According to the US study, between 30% and 60% of patients with hip fractures are discharged from the hospital to nursing homes; 20% to 30% of those persons are still residing in nursing homes one year later. Only 20% of one large group of patients returned to their pre-operative functional level after a hip fracture repair.
Many hospitalised patients have difficulty implementing their habitual strategies to avoid incontinence. The environment is unfamiliar. The path to the toilet may not be clear. The high bed may be intimidating. The bed rail becomes an absolute barrier, and the various “tethers”, such as intravenous lines, nasal oxygen lines and catheters, become restraining harnesses. About 40% to 50% of hospitalised persons over the age of 65 are incontinent within a few days of hospitalisation. A high percentage of hospitalised older persons discharged to nursing homes never return to their homes or community. In one study, 55% of persons over the age of 65 who entered nursing homes remained for more than a year.

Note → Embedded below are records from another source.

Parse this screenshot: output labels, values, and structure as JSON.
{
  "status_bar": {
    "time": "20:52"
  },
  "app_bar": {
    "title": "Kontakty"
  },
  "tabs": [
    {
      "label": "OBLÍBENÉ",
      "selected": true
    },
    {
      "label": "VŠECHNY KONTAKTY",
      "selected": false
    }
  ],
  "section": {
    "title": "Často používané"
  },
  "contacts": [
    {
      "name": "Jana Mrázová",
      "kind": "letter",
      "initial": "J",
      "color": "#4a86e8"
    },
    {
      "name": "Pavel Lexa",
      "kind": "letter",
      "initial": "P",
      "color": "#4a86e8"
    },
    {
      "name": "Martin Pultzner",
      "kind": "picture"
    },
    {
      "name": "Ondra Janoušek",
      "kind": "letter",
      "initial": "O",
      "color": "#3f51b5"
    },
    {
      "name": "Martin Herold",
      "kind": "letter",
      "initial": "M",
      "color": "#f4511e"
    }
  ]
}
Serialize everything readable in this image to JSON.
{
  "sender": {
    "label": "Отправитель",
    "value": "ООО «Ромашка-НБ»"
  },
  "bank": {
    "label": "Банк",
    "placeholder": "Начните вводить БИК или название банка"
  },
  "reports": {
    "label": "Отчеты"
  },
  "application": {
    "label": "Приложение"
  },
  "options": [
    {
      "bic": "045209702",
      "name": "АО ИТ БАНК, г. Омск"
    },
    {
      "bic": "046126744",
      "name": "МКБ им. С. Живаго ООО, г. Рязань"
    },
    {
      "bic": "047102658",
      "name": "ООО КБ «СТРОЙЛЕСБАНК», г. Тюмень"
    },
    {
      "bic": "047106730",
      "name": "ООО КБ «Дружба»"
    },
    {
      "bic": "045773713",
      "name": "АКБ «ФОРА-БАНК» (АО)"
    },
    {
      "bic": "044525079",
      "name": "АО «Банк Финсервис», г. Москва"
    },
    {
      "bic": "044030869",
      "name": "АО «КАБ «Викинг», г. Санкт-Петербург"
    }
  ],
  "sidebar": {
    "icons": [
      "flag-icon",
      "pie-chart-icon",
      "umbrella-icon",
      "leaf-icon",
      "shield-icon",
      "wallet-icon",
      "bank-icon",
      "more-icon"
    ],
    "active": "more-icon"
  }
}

Many of the others were discharged to other hospitals or long-term care facilities, or simply died. The outcome for many hospitalised elders is loss of home and, ultimately, loss of place.
It is most important that relationships among physicians, nurses and other health professionals reflect the interdisciplinary nature of the whole of this process. In particular, I am a great enthusiast for the integration of the NHS with social care. That needs to move ahead very quickly to give the clinicians the responsibility for commissioning the social care that is required. Maintaining wellness and independence in the community prevents conditions deteriorating and therefore results in better health outcomes. Emergency hospital admissions are distressing.